Ich teile Ihnen mit, daß die Stelle als Lehrerin für französisch als Fremdsprache, die Sie im CCCL de B. besetzen, endgültig ab dem 1. September 1996 gestrichen ist.
Diese Maßnahme ist notwendig geworden, nach der ständigen Verringerung der Anmeldungen für die Kurse, die durch unsere Institution durchgeführt werden.
Dementsprechend wird Ihr Arbeitsvertrag am Anfang des nächsten Schuljahres nicht erneuert werden.
Gleichzeitig fordere das Außenministerium auf. Ihre Situation ab dem 1. September 1996 zu regeln.
…”
Mit Wirkung vom 1. September 1996 wurde die Klägerin vom genannten Institut nicht weiterbeschäftigt.

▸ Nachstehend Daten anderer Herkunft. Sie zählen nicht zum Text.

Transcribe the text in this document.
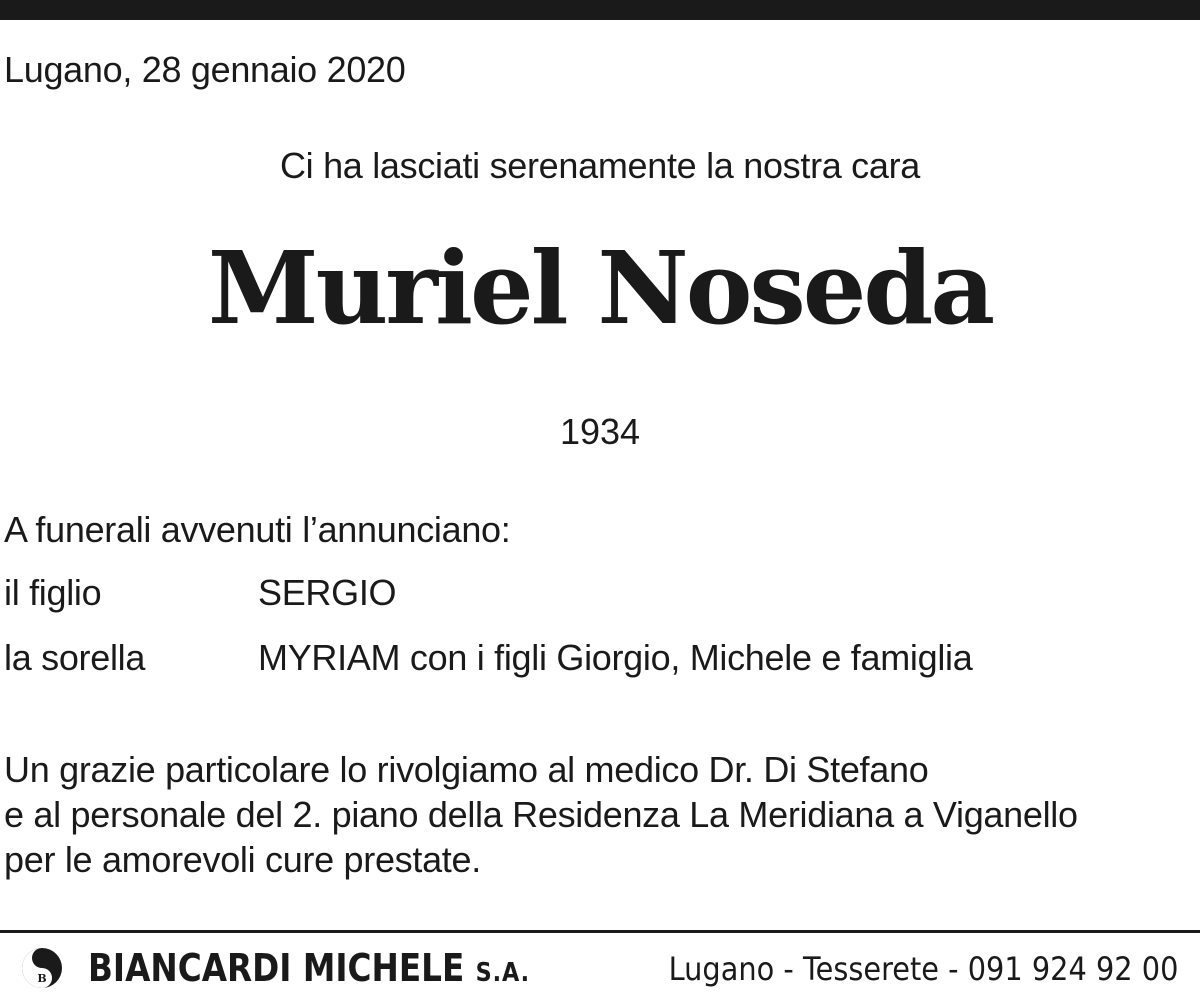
Lugano, 28 gennaio 2020
Ci ha lasciati serenamente la nostra cara
Muriel Noseda
1934
A funerali avvenuti l’annunciano:
il figlio	SERGIO
la sorella	MYRIAM con i figli Giorgio, Michele e famiglia
Un grazie particolare lo rivolgiamo al medico Dr. Di Stefano
e al personale del 2. piano della Residenza La Meridiana a Viganello
per le amorevoli cure prestate.
B BIANCARDI MICHELE S.A.	Lugano - Tesserete - 091 924 92 00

Mit der beim Arbeitsgericht Berlin am 24. Juni 1996 eingegangenen und der Beklagten am 28. November 1996 zugestellten Klage hat sich die Klägerin gegen die Nichtverlängerung ihres Rechtsverhältnisses als Sprachlehrerin gewandt.
Sie hat zunächst die Auffassung vertreten, daß der Rechtsstreit der deutschen Gerichtsbarkeit unterliege, da sie für die Beklagte keine hoheitliche Tätigkeit ausgeübt habe. Auch müsse vom Bestehen arbeitsvertraglicher Rechtsbeziehungen zwischen den Parteien ausgegangen werden, da sie, die Klägerin, für die Zeit vom 1. September 1994 bis zum 31. August 1997 von ihrer Beamtentätigkeit freigestellt worden sei und den Status ...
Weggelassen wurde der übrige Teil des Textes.